Musa Celik

Personal information
- Date of birth: 11 April 1983 (age 42)
- Place of birth: Oberhausen, West Germany
- Height: 1.70 m (5 ft 7 in)
- Position(s): Striker

Team information
- Current team: BV Osterfeld 1919

Youth career
- 0000–2002: Arminia Klosterhardt
- 2002–2005: Rot-Weiß Oberhausen
- 2000–2005: SSVg Velbert

Senior career*
- Years: Team / Apps / (Gls)
- 2006–2009: Rot-Weiß Oberhausen / 15 / (1)
- 2009: Giresunspor
- 2010–2011: Rot-Weiß Oberhausen II
- 2010–2011: Rot-Weiß Oberhausen / 19 / (1)
- 2011–2014: KFC Uerdingen 05 / 81 / (5)
- 2014–2017: FSV Duisburg / 45 / (1)
- 2017–2019: SV Genc Osman / 24 / (0)
- 2020–: BV Osterfeld 1919 / 2 / (1)

Managerial career
- 2017: SV Genc Osman (player-assistant)
- 2017–2019: SV Genc Osman (player-coach)

= Musa Çelik =

German professional footballer

Musa Celik (born 11 April 1983) is a German professional footballer who plays for BV Osterfeld 1919 and is co-founder of the SK Gaming esports clan.

==Career==
Born in Oberhausen, Celik began his career in the 2006–07 season at Rot-Weiß Oberhausen, playing for the reserve team initially. In his next season, Musa played in 10 games and helped promote RWO to the 2. Bundesliga. He moved in June 2009 to Giresunspor. After a half year at Giresunspor he returned on 29 December 2009 to sign for his youth club Rot-Weiß Oberhausen where he played for the reserve in the Landesliga.
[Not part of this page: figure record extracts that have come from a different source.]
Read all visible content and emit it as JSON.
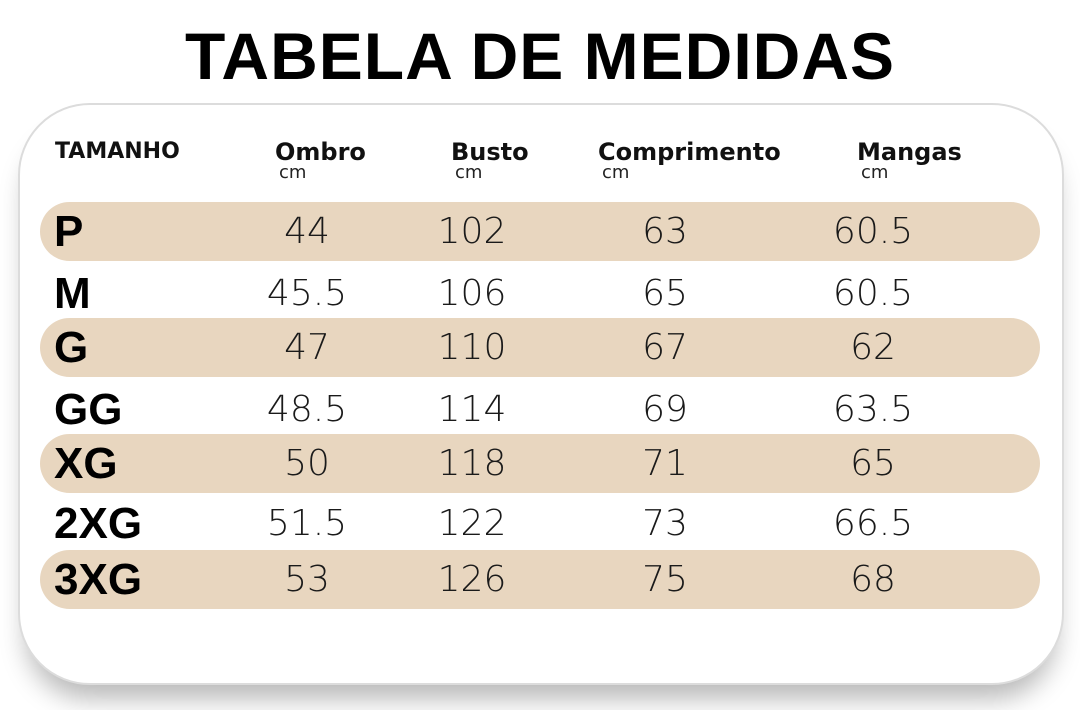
{
  "title": "TABELA DE MEDIDAS",
  "colors": {
    "band": "#e8d6bf",
    "text": "#000000"
  },
  "headers": [
    {
      "label": "TAMANHO",
      "unit": ""
    },
    {
      "label": "Ombro",
      "unit": "cm"
    },
    {
      "label": "Busto",
      "unit": "cm"
    },
    {
      "label": "Comprimento",
      "unit": "cm"
    },
    {
      "label": "Mangas",
      "unit": "cm"
    }
  ],
  "rows": [
    {
      "size": "P",
      "ombro": "44",
      "busto": "102",
      "comprimento": "63",
      "mangas": "60.5"
    },
    {
      "size": "M",
      "ombro": "45.5",
      "busto": "106",
      "comprimento": "65",
      "mangas": "60.5"
    },
    {
      "size": "G",
      "ombro": "47",
      "busto": "110",
      "comprimento": "67",
      "mangas": "62"
    },
    {
      "size": "GG",
      "ombro": "48.5",
      "busto": "114",
      "comprimento": "69",
      "mangas": "63.5"
    },
    {
      "size": "XG",
      "ombro": "50",
      "busto": "118",
      "comprimento": "71",
      "mangas": "65"
    },
    {
      "size": "2XG",
      "ombro": "51.5",
      "busto": "122",
      "comprimento": "73",
      "mangas": "66.5"
    },
    {
      "size": "3XG",
      "ombro": "53",
      "busto": "126",
      "comprimento": "75",
      "mangas": "68"
    }
  ]
}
Celik appeared on the bench for Oberhausen's first match of the 2010–11 2. Bundesliga season against Hertha BSC.

On 14 April 2017, it was confirmed that Celik would join SV Genc Osman for the upcoming season as an assistant coach, but would also be registered to play games for the team. Later in the same year, he was promoted to head coach. He resigned on 26 May 2019.

Beside his job as a school teacher, he joined BV Osterfeld 1919 in the winter 2020.

==Esports career==
Celik is also notable as an esports pioneer. In 1997, he was one of the first players of the SK Gaming esports clan (named "Schroet Kommando" back then), founded by his close friends and brothers Ralf Reichert, Tim Reichert and Benjamin Reichert. Among gamers, Celik was known as SK|kila.